Sydney Harbour Bridge: CNC Laser to Router Conversion 6 ~ 2D Exporting to PartWorks

Partworks, which came with my ShopBot Desktop that I’ve made lots of videos with here on CNCKing.com, is a great program for getting the Sydney Harbour Bridge model files ready for CNC table routing. Unlike a laser, the table router needs to know what parts are inside and outside and the movements and sequence of cuts must be outlined ahead of time as the physical contact of the spinning bit will affect the output quality you produce.

You’ll notice some pieces don’t have a dogbone, the reason for this is that sometimes my vectors aren’t closed properly from their originals within Autodesk’s 3DS Max. This happens every once in a while and isn’t a big deal as even if I have a square inside corner to these pieces, the bit will make it rounded by default anyhow. Sometimes though, you end-up with a piece looking like the above picture – it prevents you from adding dog bones which means if you cut the piece as/is, it will have rounded inner corners which don’t work very well for interlocking parts as it prevents the piece from going all the way down onto the bottom of a part. The solution in this case is to select a node from the left menu and hover over the line, once you see a small squiggly line, you press “l” on your keyboard and it fixes the issues.

As you can see, the result in this case was a piece that looks like it has been chewed-up to look like dog bones – hence the name. I really should have made this Sydney Harbour Bridge model even bigger but in this case, it’s the first time I index a project and wanted it to go in halves and not thirds – as there is a smaller likelyhood of something going wrong in my measurements. Regardless, the model still looks great and these parts will still be plenty strong. The great part about having your own CNC table router and lots of material is that you can always go back and scale a drawing up further to make it bigger using this workflow. I’d just change the grids to “2” instead of “4” I used in this project and go through all the steps again.

This model is now optimized to be cut – I need to duplicate this board twice (one for each side of the Sydney Harbour Bridge). There are a few pieces that are of concern, such as the “H” shape as the material is thin so what I’ll do add a few more to the board in case they are cut. Also, the little windows in the towers might be too small. I did forget to optimize a few shapes – do you see them?

The next step after the Sydney Harbour Bridge model pieces are optimized is adding screw holes – this prevents my CNC table router from going over screws (if I put them randomly on the board) as there is no way to see the paths on an empty board. Add more screws than not enough.
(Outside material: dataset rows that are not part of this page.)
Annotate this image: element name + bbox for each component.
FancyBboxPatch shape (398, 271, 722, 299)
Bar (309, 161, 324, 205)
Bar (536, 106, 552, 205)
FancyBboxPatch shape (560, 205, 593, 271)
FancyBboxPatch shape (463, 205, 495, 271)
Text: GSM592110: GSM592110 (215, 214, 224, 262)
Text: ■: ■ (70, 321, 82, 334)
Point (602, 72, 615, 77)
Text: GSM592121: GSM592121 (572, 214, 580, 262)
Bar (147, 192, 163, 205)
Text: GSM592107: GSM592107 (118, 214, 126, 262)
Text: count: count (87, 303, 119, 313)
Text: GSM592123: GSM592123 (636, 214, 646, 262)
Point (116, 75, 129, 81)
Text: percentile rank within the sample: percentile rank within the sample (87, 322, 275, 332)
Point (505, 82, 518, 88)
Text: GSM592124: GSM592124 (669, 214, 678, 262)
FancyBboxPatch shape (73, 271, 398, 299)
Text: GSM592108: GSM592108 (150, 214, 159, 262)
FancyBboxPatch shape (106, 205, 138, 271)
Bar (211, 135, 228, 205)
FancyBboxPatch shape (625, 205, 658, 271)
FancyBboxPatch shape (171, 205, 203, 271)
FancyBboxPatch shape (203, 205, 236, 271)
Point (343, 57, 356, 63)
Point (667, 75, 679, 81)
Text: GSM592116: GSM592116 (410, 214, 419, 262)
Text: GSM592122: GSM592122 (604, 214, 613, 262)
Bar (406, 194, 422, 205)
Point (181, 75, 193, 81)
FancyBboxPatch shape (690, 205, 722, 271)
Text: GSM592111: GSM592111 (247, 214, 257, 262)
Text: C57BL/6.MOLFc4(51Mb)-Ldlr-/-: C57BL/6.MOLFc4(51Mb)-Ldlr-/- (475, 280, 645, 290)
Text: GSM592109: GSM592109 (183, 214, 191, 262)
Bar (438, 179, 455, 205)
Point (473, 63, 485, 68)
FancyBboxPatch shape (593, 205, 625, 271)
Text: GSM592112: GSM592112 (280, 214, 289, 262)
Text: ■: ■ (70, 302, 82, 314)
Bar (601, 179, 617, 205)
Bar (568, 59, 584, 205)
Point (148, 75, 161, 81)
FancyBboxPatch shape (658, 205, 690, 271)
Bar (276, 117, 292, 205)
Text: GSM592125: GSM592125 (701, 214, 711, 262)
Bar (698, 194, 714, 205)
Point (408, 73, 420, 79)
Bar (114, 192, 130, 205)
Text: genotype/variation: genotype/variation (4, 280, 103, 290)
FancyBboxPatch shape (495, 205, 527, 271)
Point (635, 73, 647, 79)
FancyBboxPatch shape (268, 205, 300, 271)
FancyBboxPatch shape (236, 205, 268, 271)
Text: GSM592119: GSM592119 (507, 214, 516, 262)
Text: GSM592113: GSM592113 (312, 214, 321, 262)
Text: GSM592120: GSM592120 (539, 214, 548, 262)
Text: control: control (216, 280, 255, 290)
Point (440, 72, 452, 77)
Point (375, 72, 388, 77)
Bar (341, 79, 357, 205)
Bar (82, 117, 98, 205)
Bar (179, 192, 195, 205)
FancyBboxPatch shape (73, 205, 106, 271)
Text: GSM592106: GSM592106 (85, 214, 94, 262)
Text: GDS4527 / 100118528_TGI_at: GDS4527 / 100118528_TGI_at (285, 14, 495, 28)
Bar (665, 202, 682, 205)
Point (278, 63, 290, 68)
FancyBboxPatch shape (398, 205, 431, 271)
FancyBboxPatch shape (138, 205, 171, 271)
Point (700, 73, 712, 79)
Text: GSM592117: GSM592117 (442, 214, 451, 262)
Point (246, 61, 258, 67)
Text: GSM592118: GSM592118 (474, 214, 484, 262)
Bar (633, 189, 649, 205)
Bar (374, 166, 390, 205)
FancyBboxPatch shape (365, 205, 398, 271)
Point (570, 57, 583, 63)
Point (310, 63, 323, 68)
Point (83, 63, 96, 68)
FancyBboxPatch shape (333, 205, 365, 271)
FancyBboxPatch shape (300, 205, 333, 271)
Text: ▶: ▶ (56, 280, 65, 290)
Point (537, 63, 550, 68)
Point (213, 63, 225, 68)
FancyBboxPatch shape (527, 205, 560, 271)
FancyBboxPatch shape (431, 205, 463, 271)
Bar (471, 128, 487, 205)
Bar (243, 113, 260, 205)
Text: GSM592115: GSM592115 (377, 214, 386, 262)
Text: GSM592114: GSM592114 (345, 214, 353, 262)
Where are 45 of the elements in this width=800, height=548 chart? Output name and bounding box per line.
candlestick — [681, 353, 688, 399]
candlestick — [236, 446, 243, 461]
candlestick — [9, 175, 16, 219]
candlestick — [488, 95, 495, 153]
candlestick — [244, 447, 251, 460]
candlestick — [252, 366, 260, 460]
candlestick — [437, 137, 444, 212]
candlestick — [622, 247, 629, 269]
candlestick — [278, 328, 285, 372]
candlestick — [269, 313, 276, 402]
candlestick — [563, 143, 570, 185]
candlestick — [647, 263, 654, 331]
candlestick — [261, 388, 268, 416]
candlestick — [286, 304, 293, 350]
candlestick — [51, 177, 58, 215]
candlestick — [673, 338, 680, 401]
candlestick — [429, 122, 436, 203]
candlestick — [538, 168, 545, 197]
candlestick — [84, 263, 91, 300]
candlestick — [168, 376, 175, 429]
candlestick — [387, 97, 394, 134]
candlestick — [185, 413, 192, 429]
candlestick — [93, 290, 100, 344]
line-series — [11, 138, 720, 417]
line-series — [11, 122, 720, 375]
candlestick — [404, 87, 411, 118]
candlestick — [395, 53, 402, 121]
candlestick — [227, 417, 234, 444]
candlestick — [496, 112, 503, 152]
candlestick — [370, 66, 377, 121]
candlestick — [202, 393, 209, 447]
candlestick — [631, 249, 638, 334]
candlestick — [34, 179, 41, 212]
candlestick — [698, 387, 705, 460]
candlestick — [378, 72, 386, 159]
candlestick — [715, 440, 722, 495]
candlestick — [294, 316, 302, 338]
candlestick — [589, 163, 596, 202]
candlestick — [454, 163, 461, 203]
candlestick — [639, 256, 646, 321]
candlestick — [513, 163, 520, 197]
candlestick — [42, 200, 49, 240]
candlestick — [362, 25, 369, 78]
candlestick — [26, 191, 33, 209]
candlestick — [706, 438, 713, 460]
Partworks is a great program and it allows me to do a “virtual CNC table router test” which will help me isolate further issues but before we do that, we need to create tool paths to tell the router which parts are inside, outside and which are pockets. We can also define the order and position of the initial plunges but the default settings are so good for my application, I don’t worry about it. What I did here was select the outside parts and chose a bit so the ShopBot will know this critical information to generate the G-Code from for the Sydney Harbour Bridge model.

I’ve now selected the inside toolpaths, as you can see, the calculations for the outside toolpaths is already done (you can see the arrows going along the outside edges of all the shapes). Here I filled information to tell the ShopBot Desktop to cut on the inside (as opposed to the outside) of the pieces.

Now that the inside and outside parts are figured-out by the software, I’m left defining the screw holes – I don’t want these to go all the way through, only 1mm into the board and I’ll see the position (my board is 6mm remember). Again, the purpose of screw holes is to define where I put the screw and nothing else… I don’t want to weaken the board by going too deep.